Cruzó la calle con el semáforo en rojo y subió la cuesta. El corazón le latía deprisa y se detuvo en la esquina para recuperarse. Desde allí le pareció ver el local a oscuras, pero le resultaba imposible que no estuviera abierto: apenas eran las seis. Saltó al asfalto después de que un Corsa destartalado inundara de humo la calle y avanzó decidida, acelerando el paso sin darse cuenta.

Alcanzó la manilla jadeando, con los ojos anegados en una bruma amarillenta, la giró y empujó. La puerta no se abría. Golpeó con los nudillos el cristal mientras su repiqueteo vibrante se perdía en el interior. Pensó en llamar por su nombre a alguna de las empleadas, pero no sabía ninguno. Sin pelos inertes retorcidos en un rincón del suelo ni capas tiradas sobre el respaldo de los sillones, aquel lugar parecía vacío desde hacía días. Se fijó en un bonito marco de carey que colgaba en la puerta: «Les atenderemos de martes a sábado. De nueve a dos y de cuatro a siete». «¿Y los domingos? ¿Y los lunes? ¿Desde cuándo cerraban los lunes?». Se sintió hastiada y abatida: «¿por qué tenía siempre tan mala suerte?».
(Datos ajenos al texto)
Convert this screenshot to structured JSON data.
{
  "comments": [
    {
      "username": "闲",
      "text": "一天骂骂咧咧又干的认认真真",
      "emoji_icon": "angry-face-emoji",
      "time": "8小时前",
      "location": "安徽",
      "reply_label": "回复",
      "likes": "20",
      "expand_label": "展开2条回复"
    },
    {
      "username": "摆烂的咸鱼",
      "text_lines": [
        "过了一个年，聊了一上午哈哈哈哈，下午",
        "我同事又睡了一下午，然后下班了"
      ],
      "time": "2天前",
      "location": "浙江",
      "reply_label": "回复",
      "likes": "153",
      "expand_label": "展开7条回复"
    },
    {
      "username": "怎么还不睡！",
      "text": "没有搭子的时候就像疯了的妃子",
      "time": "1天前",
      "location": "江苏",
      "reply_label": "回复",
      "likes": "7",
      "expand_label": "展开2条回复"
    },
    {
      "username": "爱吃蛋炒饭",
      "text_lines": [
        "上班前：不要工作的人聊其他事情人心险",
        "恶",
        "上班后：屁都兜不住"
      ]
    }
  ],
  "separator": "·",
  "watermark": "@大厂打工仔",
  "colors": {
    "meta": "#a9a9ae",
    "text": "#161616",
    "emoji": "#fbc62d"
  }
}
Unas luces se iluminaron al final de la calle. Seguir subiendo la cuesta le parecía un desafío insufrible, pero empezaban a caer unas gotas y no quería volver a casa. Se acurrucó en su abrigo de cachemir y retomó la marcha. Aprovechando el voladizo de los edificios —para lo cual debió pelear con cada viandante que bajaba la calle— consiguió llegar al punto del que manaba la luz.
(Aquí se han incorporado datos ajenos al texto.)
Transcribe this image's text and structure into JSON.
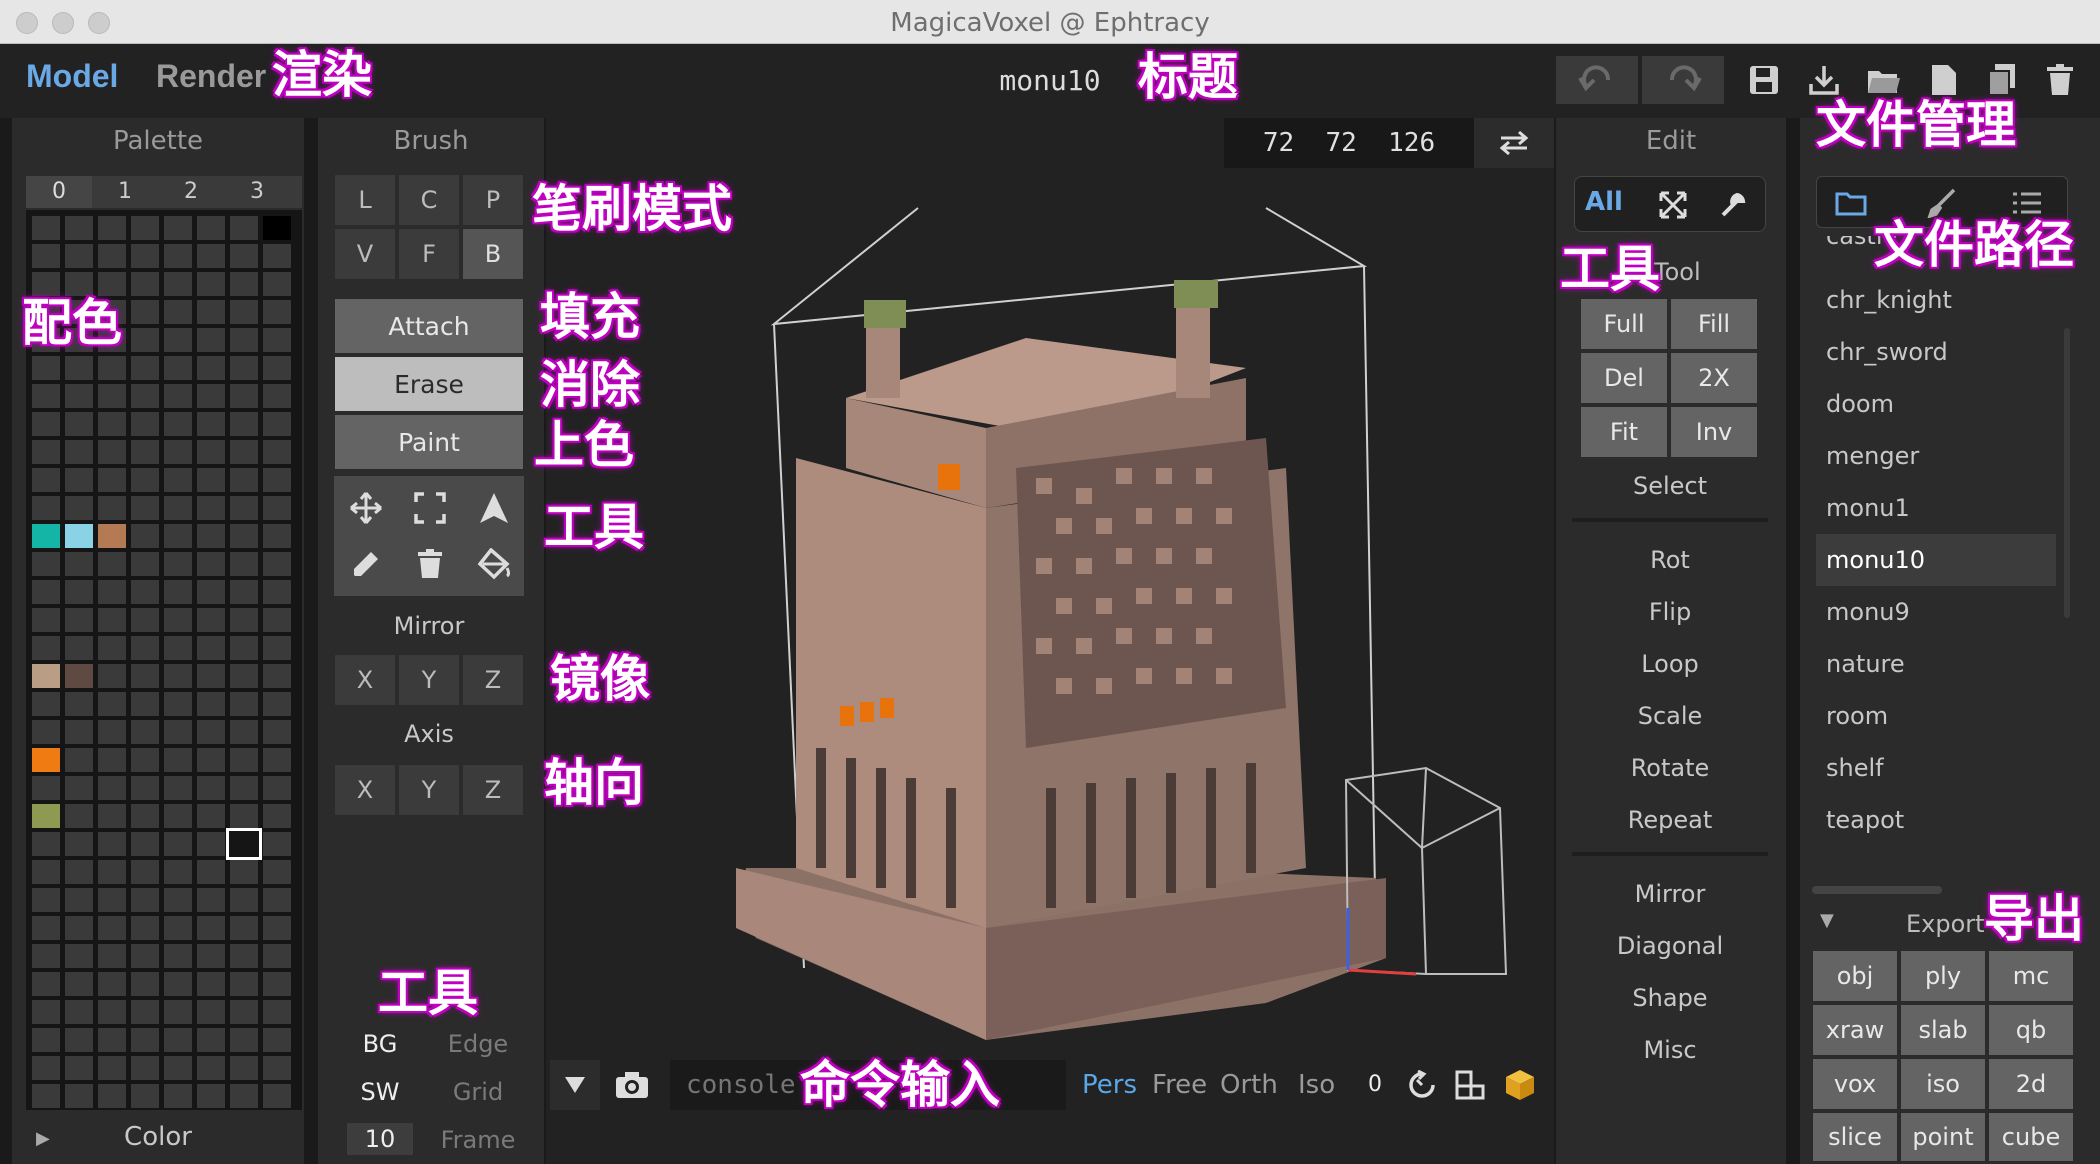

Nunca antes había visto aquel local, pero tampoco le pareció extraño. No era más que un garaje reconvertido, otro de tantos almacenes que últimamente proliferaban por la ciudad.  Aunque aquel no había sido reformado: conservaba el clásico portal herrumbroso contra el techo, y una pequeña rampa revelaba que algún día había servido como garaje. Los centenares de objetos formaban algunos pasillos, pero la sensación era de absoluto desorden. Era un lugar sucio y sin encanto alguno. Aún así, la curiosidad fue demasiado tentadora.
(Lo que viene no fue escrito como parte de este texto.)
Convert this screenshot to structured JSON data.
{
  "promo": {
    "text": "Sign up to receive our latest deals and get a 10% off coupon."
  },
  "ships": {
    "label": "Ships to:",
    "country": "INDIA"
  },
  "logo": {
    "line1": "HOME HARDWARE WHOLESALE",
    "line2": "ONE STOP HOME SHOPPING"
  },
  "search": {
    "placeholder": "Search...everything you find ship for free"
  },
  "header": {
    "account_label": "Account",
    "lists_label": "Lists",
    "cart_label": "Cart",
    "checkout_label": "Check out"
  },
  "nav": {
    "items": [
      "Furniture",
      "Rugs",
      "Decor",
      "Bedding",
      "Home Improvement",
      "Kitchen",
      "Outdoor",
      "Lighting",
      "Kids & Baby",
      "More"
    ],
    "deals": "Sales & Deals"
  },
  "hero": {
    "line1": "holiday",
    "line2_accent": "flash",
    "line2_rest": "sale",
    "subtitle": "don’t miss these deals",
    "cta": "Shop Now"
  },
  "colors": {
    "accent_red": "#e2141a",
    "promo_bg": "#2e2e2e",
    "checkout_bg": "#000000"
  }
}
Se quedó unos instantes en la rampa, su cuerpo oscilando de manera imperceptible sobre los tacones. Fuera, la lluvia comenzaba a caer con fuerza, y la humedad parecía atravesar su ropa.

—Disculpa.

Una voz masculina irrumpió a su espalda. Una pareja pretendía entrar al local y ella ocupaba el único acceso en el suelo libre de máquinas de coser y mesitas de noche. Se apartó con una sonrisa y observó cómo avanzaban seguros hacia una estantería repleta de libros y otros trastos. Él no era alto, pero con su pelo oscuro bien peinado y un abrigo de paño resultaba bastante atractivo. Ella era casi tan alta como él, pálida y delgada. A pesar de la humedad del ambiente, su pelo era insultantemente lacio, brillando bajo una boina de estilo francés. Por separado no le habrían parecido más que otros clientes entrando en una tienda de baratijas, pero juntos ejercían en ella una fascinación que no sabía explicar. Le parecía imposible encontrar algún objeto valioso entre aquel amasijo descuidado y polvoriento, pero pensó que ellos no se adentrarían en un lugar así de no saber que iban a encontrar algo bueno. Por eso entró.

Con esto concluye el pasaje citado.